Legal & General (LSE: LGEN) shares have taken a hit recently. Only a few weeks ago, they were trading above 260p. Today, however, they can be snapped up for 230p.
For income investors, I think this share price fall has presented an incredible opportunity. Because right now, the shares are sporting a huge dividend yield.
Enormous yields on offer
Legal & General has put together a strong dividend track record over the last decade and for 2022, it declared total dividends of 19.4p per share.
That payout translated to a high yield before the recent share price weakness. However, after the share price fall, the yield is enormous. At today’s share price, the 19.4p payout equates to a yield of approximately 8.4%. That’s more than twice the average yield across the FTSE 100 index.
It gets better though. Looking ahead, Legal & General is expected to continue increasing its annual payout (the company is aiming for 5% dividend growth per year in the next few years).
Currently, analysts expect the group to pay out dividends of 20.4p per share for 2023 and 21.4p per share for 2024. Crunching the numbers, those estimated payouts equate to yields of 8.9% and 9.3%. These kinds of yields are hard to ignore, in my view.
For those seeking income, there appears to be a real opportunity here.
The board’s intention for the future is to maintain its progressive dividend policy, reflecting the group’s expected medium-term underlying business growth, including measurement of capital generation and adjusted operating profit.
Legal & General’s 2022 results
The risks to consider
Now of course, there are risks to be aware of.
One is potential losses from fixed income investments.
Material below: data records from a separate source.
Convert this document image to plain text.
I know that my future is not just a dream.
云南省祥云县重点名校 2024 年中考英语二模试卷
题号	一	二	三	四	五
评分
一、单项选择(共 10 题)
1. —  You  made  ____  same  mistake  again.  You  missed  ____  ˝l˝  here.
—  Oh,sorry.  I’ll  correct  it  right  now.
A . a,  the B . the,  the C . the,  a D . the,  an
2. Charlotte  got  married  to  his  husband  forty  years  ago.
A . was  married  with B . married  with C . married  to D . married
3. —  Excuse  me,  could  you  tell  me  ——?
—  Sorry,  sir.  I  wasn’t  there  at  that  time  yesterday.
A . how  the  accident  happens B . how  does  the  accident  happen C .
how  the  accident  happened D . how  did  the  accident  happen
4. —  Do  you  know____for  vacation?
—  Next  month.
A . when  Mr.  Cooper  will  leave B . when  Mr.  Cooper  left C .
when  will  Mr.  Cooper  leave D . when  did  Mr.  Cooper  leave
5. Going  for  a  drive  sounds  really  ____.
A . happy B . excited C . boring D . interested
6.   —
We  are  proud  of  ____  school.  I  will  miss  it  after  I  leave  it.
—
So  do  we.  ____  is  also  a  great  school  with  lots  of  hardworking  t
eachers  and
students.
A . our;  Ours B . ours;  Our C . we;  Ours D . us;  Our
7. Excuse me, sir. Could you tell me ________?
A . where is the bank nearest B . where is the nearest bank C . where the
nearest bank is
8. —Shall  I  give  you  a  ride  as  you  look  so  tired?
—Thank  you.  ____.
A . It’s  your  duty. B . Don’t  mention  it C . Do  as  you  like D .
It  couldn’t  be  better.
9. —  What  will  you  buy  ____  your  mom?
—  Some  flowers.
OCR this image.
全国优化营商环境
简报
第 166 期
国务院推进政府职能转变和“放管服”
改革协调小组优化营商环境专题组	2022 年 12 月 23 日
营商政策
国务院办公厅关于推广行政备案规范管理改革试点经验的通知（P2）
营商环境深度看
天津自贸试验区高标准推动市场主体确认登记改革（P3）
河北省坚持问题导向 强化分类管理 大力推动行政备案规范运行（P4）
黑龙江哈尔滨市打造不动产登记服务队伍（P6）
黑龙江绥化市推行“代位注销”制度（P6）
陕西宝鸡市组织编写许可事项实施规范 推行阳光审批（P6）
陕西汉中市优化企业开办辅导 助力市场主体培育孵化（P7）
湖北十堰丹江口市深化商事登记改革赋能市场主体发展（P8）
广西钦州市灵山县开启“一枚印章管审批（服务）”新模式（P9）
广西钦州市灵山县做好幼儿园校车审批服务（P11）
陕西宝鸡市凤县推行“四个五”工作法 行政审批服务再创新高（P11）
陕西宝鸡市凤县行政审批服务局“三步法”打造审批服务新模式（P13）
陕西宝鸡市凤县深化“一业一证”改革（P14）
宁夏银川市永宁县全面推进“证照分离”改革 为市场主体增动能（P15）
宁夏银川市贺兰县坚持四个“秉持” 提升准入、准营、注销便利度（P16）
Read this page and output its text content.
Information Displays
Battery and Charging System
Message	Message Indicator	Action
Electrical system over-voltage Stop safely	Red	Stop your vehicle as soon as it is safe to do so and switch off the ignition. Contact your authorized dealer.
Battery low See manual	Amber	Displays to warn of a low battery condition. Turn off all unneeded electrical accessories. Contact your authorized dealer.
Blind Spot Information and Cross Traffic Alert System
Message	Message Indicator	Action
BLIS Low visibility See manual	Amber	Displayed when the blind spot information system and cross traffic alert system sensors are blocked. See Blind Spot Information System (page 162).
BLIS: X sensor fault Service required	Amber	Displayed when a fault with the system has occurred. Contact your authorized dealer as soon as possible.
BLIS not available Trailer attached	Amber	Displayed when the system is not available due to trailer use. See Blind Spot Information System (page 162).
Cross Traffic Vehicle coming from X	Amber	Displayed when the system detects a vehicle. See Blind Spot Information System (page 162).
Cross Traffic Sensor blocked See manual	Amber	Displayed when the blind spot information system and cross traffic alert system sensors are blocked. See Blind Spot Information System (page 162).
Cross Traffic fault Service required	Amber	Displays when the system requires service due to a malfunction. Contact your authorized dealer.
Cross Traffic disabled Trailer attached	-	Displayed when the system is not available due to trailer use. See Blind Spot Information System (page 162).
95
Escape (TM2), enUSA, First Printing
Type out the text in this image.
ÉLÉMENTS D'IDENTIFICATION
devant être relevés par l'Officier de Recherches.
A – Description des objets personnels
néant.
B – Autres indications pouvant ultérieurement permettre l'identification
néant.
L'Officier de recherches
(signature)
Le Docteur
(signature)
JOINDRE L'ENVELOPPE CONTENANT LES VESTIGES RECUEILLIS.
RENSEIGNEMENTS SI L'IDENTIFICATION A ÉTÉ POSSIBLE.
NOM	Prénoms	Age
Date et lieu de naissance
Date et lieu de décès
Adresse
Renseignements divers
Uncertainty here is the main reason the company’s share price has fallen recently.
Ultimately, the sharp rise in interest rates globally has resulted in many long-dated bonds being worth a lot less than they were worth previously. And this has had disastrous implications for some financial institutions (such as Silicon Valley Bank). Any losses here could impact the company’s dividend and/or its share price.
A new CEO coming is another risk to consider. After 11 years at the helm, Sir Nigel Wilson is set to step down as boss in the near future. A new chief may decide to implement an alternative capital allocation policy. For example, he or she may decide that the company is paying out too much in dividends and look to reduce the payout. There’s no guarantee that the company will continue to pay out huge, market-beating dividends.
Overall, however, I like the risk/reward skew here at present. With the shares currently trading on a price-to-earnings (P/E) ratio of just seven and offering a 8.4% dividend yield, I see a fantastic investment opportunity.